Teresa spends most of her time in bed, watching reruns of Cantinflas movies and having imaginary conversations with him, escaping to a better, happier world, doped-up on prescription drugs. Teresa's a mystic, who believes her son is "sad and beautiful," like the moon; she tells him his eyes were crossed when he was a baby, but she "straightened them" with her fingers. She seems obsessed with the moon; looking at it, she sees the face of Cantinflas.

Meanwhile, Carlos is working the streets with his father's girlfriend, Letti (Annette Murphy), and they even go to the home of an old man who pays them to have sex while he watches, then, gradually, the old man is aroused, and he makes love to the young woman he's with.
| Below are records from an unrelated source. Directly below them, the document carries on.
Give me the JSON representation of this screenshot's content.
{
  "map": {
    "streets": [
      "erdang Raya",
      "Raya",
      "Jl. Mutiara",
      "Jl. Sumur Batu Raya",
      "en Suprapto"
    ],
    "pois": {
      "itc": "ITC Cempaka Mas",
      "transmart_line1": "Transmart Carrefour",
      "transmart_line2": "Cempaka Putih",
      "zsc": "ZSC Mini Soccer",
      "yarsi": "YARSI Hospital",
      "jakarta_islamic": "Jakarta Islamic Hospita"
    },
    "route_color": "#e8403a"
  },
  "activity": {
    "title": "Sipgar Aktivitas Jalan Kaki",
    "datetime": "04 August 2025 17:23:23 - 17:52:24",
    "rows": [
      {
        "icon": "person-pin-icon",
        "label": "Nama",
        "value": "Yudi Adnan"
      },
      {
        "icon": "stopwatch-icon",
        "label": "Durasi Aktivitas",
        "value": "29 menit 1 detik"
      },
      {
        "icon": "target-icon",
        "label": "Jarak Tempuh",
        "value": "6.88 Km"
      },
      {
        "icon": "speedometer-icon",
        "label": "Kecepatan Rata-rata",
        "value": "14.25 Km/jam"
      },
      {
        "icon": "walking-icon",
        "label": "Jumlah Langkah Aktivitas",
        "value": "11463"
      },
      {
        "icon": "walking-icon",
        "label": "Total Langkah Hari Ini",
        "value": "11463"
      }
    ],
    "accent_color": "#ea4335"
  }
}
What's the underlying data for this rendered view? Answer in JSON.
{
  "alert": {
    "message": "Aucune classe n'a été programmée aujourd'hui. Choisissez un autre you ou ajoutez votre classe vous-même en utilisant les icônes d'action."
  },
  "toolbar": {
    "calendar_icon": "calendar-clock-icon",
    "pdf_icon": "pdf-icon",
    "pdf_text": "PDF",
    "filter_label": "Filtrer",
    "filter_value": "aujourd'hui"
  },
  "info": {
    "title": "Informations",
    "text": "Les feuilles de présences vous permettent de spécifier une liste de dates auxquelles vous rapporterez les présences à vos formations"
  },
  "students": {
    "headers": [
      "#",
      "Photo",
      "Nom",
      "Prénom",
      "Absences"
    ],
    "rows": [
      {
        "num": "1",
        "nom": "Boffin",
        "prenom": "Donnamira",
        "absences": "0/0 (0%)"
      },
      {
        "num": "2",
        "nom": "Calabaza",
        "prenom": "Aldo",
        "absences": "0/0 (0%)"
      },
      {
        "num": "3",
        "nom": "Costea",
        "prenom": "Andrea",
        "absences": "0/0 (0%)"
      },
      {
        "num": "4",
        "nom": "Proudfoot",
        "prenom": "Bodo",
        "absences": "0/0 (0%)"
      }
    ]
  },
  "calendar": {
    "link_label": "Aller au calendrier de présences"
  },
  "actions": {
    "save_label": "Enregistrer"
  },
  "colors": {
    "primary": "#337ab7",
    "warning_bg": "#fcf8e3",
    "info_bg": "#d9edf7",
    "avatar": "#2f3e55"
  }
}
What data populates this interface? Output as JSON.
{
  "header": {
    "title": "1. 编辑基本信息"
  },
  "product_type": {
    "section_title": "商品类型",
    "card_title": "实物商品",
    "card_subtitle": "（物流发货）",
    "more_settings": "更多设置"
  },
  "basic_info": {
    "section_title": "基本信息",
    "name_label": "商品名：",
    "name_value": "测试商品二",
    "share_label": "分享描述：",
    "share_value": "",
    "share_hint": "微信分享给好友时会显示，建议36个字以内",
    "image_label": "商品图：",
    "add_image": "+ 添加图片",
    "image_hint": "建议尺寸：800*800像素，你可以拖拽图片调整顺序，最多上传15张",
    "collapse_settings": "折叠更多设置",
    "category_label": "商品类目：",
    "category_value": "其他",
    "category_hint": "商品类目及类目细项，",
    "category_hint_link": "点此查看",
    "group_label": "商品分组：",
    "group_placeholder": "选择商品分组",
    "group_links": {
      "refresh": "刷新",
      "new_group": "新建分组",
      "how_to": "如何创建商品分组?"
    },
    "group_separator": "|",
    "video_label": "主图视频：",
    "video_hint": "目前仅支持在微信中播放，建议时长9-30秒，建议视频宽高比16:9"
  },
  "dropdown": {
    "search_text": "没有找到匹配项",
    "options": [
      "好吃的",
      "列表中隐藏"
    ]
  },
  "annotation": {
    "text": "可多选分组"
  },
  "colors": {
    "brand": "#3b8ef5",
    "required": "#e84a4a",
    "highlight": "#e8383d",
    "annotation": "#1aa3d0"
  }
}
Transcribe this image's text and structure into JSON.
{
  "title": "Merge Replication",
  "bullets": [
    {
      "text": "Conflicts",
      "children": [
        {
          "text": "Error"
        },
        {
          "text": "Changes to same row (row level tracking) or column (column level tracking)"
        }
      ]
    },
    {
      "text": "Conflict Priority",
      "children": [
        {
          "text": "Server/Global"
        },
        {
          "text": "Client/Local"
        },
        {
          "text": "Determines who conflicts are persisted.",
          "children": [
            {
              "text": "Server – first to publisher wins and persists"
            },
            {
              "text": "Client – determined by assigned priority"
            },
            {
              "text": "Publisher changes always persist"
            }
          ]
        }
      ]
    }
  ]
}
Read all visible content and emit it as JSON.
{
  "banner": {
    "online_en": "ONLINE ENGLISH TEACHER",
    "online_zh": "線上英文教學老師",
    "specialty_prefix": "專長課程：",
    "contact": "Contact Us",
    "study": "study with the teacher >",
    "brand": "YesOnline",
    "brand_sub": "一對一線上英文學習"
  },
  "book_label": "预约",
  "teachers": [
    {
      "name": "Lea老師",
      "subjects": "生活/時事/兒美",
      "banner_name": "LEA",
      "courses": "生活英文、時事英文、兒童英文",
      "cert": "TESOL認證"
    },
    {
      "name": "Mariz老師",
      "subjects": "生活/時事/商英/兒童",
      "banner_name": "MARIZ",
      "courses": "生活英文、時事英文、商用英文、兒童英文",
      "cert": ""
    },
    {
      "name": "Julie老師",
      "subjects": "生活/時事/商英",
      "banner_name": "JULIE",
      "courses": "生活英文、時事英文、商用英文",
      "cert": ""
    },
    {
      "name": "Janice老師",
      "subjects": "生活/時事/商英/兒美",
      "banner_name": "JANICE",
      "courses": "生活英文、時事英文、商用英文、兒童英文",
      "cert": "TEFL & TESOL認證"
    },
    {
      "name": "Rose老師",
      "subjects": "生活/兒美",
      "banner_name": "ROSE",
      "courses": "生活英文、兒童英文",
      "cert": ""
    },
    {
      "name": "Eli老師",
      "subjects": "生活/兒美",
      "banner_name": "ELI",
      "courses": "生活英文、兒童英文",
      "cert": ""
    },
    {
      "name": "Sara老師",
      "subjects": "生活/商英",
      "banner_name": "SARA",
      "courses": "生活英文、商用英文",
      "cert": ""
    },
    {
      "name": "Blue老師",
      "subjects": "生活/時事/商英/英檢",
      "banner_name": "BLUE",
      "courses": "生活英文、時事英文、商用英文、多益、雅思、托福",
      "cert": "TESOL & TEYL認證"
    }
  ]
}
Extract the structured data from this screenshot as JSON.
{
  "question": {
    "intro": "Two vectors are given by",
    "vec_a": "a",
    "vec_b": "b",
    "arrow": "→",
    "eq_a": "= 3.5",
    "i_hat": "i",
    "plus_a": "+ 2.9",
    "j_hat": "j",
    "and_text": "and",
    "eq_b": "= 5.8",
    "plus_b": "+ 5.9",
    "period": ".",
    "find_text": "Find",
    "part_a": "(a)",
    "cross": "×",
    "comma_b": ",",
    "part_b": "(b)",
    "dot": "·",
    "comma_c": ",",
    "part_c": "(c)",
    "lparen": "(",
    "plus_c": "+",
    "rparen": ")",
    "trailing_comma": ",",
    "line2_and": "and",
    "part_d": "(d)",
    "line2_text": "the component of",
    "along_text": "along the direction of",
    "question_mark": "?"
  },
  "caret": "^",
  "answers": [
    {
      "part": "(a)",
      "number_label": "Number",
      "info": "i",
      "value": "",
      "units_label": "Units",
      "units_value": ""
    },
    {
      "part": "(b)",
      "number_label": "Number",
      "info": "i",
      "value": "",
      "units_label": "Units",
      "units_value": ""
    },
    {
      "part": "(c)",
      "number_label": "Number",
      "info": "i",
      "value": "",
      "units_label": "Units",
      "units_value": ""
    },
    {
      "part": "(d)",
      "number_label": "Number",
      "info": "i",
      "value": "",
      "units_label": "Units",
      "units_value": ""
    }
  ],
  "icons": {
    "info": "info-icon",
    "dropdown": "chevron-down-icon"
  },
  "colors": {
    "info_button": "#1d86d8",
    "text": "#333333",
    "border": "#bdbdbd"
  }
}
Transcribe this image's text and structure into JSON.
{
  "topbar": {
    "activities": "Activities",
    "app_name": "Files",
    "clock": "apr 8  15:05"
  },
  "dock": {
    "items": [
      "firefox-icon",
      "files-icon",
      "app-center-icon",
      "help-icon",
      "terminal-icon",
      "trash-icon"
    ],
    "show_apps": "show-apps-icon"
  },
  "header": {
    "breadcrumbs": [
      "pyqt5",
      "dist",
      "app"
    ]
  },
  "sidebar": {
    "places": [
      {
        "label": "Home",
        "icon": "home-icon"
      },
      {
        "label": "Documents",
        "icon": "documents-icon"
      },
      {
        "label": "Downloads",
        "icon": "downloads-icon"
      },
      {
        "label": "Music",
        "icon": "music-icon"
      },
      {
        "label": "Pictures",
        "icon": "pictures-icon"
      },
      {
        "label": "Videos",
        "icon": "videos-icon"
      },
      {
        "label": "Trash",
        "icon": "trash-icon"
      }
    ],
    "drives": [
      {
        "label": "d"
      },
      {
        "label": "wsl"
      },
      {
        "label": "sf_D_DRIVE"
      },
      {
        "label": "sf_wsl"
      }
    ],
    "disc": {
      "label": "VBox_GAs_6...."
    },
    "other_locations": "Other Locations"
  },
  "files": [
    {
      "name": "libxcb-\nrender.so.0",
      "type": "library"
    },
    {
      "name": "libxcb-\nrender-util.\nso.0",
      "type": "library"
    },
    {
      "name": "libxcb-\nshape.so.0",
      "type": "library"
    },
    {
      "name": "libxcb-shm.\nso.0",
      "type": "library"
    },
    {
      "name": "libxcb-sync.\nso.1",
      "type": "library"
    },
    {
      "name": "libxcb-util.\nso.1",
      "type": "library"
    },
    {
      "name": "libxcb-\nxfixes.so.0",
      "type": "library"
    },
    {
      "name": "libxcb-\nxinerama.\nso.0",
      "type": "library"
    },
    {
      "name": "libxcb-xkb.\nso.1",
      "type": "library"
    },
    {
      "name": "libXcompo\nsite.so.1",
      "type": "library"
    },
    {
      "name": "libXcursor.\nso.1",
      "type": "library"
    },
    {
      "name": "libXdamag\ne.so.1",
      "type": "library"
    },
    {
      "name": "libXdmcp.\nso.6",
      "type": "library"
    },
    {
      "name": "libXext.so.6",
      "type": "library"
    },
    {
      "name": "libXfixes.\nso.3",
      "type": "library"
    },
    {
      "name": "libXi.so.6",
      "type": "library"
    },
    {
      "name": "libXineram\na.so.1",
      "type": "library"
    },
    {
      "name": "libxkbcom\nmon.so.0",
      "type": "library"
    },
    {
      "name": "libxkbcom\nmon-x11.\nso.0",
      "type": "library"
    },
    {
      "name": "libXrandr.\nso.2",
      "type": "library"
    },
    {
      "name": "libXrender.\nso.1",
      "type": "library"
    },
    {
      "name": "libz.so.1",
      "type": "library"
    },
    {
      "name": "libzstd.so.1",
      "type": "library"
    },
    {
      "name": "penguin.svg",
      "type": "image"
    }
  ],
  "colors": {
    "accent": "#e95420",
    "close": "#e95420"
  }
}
It's easy to see why a lot of people think Pepe's a bastard. He has his son and his girlfriend working the streets for him, and he's told Letti, who hopes to marry him, his wife is dying. Pepe's a liar, a cheat and an aging pimp who has to wear a girdle to keep his gut in, but he says he was put to work, hustling, on the streets of New York by his father when he was three years younger than Carlos, and you sense he's telling the truth. You sense Pepe believes he's doing the best he can to "help" his family, even as he destroys it with his insensitivity and greed. (Although Star Maps is writer-director Miguel Arteta's first picture, the characters tend to be complex, and nothing is easily resolved.)

There's a poignant scene where Maria brings her boyfriend home for dinner, and it's interrupted by Pepe. When Pepe makes fun of Maria, the boyfriend sticks up for her, then Pepe accuses him of hanging around to get a "free piece of ass" and goes on to say, "Nothing's free around here," and demands fifty dollars from the boyfriend.

Carlos tries to hang on to his dream of becoming a "star," and, at least briefly, it seems there might be some hope for him. He meets a young woman named Jennifer (Kandeyce Jorden) who pays him to have sex with her. She's the star of her own television series, and she promises Carlos a small speaking part, although Pepe tells Carlos it will never happen and a vicious fight breaks out between them at the studio; Carlos finally grabs a shovel, hitting Pepe in the head with it—again and again and again. Arteta is a good enough director to make you flinch at times.

Star Maps may deal with a Mexican family trying to adjust to life in Los Angeles, but it's an American tragedy.